Matt over at EmbracingPowerlessness.com wrote another great blog post that got the squeaky hamster wheel in my head turning. He shares some hard truths about why we addicts don’t want to get sober. He employs an insightful analogy about the lust train of addiction and the stoic addict who vainly tries to stop it head-on. The Lord has taught me some beautiful principles as I’ve pondered Matt’s words and testimony, and I’d like to share some of them with you.
“Giving up smoking is the easiest thing in the world. I know because I’ve done it thousands of times” (Mark Twain).
My sponsor taught me that as an addict I can stop any time I want. I just can’t stop myself from starting again.
As an addict, I don’t have the ability to stop my lust train once it’s moving. I can’t even control what ignites, i.e. triggers, my lust train’s engine.
So, if I can’t stop my lust train once it’s moving, does that mean that God can stop it? I believe He could, but He doesn’t.
Instead, in a way I do not yet understand, He does something infinitely better. He stands by the tracks next to me and calls for me to ask Him to save me. When I do, He gives me a simple set of instructions which He calls the gospel of Jesus Christ. For me, an addict, they’re also called the 12 Steps to Recovery.
They aren’t unique to me; in fact, they meet every person’s needs. When I follow them His way and not according to my own interpretation, I find myself taking steps off the tracks. Of course, I begin to feel relief! Fear and terror leave my heart as I watch my feet leave the train tracks and step onto the grass.

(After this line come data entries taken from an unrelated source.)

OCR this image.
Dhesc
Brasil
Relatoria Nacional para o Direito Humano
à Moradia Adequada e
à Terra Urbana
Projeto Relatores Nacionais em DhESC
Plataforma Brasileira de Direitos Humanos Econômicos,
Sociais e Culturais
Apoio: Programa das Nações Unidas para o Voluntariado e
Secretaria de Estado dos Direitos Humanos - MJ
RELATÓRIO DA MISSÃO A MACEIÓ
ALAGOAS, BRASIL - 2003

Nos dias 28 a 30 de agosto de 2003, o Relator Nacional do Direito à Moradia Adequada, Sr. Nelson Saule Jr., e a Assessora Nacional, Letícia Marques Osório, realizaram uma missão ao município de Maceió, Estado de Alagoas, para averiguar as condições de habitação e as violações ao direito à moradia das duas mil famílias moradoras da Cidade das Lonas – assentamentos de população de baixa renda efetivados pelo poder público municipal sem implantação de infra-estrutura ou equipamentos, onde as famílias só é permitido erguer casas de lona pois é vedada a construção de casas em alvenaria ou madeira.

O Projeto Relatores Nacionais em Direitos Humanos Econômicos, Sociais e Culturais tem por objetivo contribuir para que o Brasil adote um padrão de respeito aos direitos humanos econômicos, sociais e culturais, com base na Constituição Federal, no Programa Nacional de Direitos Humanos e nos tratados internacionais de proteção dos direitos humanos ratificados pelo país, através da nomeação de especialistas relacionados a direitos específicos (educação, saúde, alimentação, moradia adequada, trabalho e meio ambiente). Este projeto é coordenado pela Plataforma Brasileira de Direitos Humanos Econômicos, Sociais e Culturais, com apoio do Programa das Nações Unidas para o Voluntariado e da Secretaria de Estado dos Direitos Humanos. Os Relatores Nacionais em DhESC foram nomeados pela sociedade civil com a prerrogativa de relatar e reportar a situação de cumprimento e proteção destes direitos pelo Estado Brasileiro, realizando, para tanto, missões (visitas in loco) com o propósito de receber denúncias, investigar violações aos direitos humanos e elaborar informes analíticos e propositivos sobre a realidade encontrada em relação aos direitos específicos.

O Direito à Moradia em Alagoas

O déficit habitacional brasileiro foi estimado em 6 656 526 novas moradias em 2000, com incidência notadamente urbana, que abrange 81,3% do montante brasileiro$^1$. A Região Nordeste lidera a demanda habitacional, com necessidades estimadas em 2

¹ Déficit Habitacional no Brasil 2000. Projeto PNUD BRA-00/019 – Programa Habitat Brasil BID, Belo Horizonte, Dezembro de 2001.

When I look up, however, I’m startled by what I see. I’m standing safely in the grass, but now He’s standing on the tracks in my place. He faces my train head on for me.

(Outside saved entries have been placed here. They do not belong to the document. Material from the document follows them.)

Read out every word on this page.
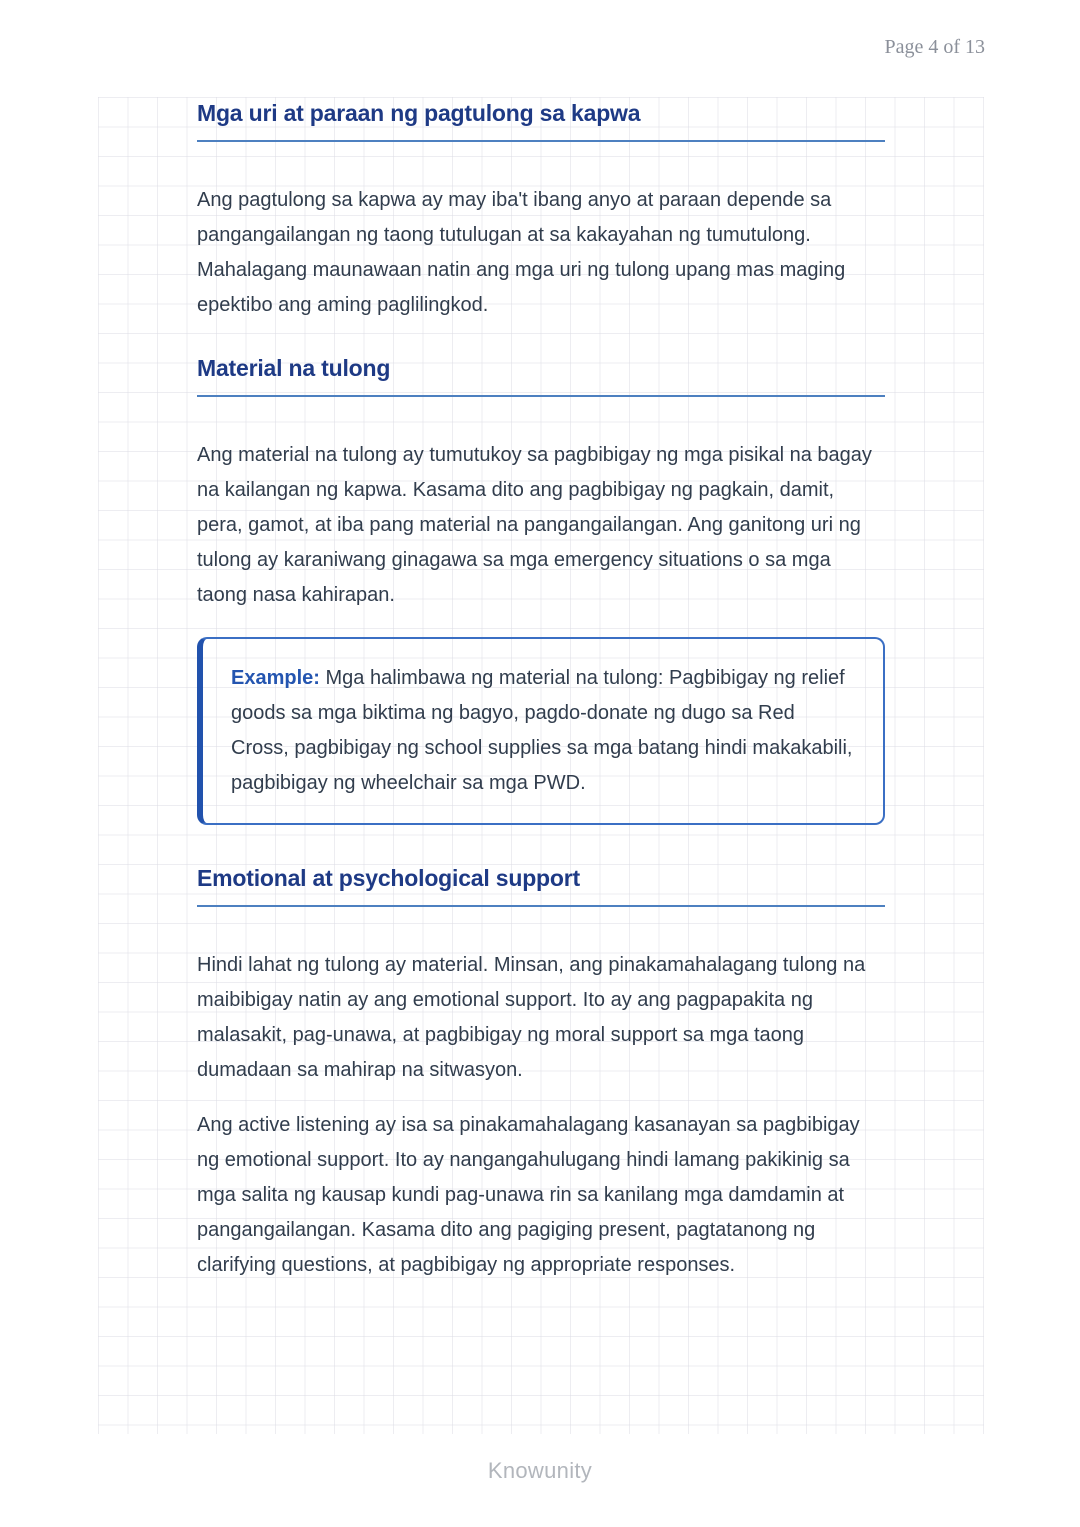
Page 4 of 13
Mga uri at paraan ng pagtulong sa kapwa

Ang pagtulong sa kapwa ay may iba't ibang anyo at paraan depende sa pangangailangan ng taong tutulugan at sa kakayahan ng tumutulong. Mahalagang maunawaan natin ang mga uri ng tulong upang mas maging epektibo ang aming paglilingkod.

Material na tulong

Ang material na tulong ay tumutukoy sa pagbibigay ng mga pisikal na bagay na kailangan ng kapwa. Kasama dito ang pagbibigay ng pagkain, damit, pera, gamot, at iba pang material na pangangailangan. Ang ganitong uri ng tulong ay karaniwang ginagawa sa mga emergency situations o sa mga taong nasa kahirapan.

Example: Mga halimbawa ng material na tulong: Pagbibigay ng relief goods sa mga biktima ng bagyo, pagdo-donate ng dugo sa Red Cross, pagbibigay ng school supplies sa mga batang hindi makakabili, pagbibigay ng wheelchair sa mga PWD.

Emotional at psychological support

Hindi lahat ng tulong ay material. Minsan, ang pinakamahalagang tulong na maibibigay natin ay ang emotional support. Ito ay ang pagpapakita ng malasakit, pag-unawa, at pagbibigay ng moral support sa mga taong dumadaan sa mahirap na sitwasyon.

Ang active listening ay isa sa pinakamahalagang kasanayan sa pagbibigay ng emotional support. Ito ay nangangahulugang hindi lamang pakikinig sa mga salita ng kausap kundi pag-unawa rin sa kanilang mga damdamin at pangangailangan. Kasama dito ang pagiging present, pagtatanong ng clarifying questions, at pagbibigay ng appropriate responses.

Knowunity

He doesn’t tackle the train and crush it like the Hulk, or dodge it in the nick of time with the speed of Flash Gordon. No, He lets my train hit Him. He lets it bruise Him and break Him. He even lets it kill Him. He suffers the pain, wreckage, and grief of the lust train I created.
While this is happening, I find myself crying for gratitude and remorse. I also find myself amazed by His sacrifice for me. I discover that He suffered for me because He loves me, because His Father in Heaven asked Him to do it so that I wouldn’t be hit and lost forever. I am worth that much to my God. That’s how much He loves me. It’s more than I can comprehend.
“Surely he hath borne our griefs, and carried our sorrows… he was wounded for our transgressions, he was bruised for our iniquities: the chastisement of our peace was upon him; and with his stripes we are healed” (The Holy Bible, Old Testament, Isaiah 53).
By the power of God, my Savior rose from the grave after giving His life for me. He lives! If He didn’t live, if He didn’t come back from death and hell, then how is it that I am coming back from spiritual death and hell? How is it that I am being saved by a power that is not my own? I am being saved. I am being recovered. I am healing, and so is my family. He must live because my family and I have life again. That’s how I know He’s real and alive. That’s how I know His gospel and the 12 Steps to Recovery are true—because they’re working!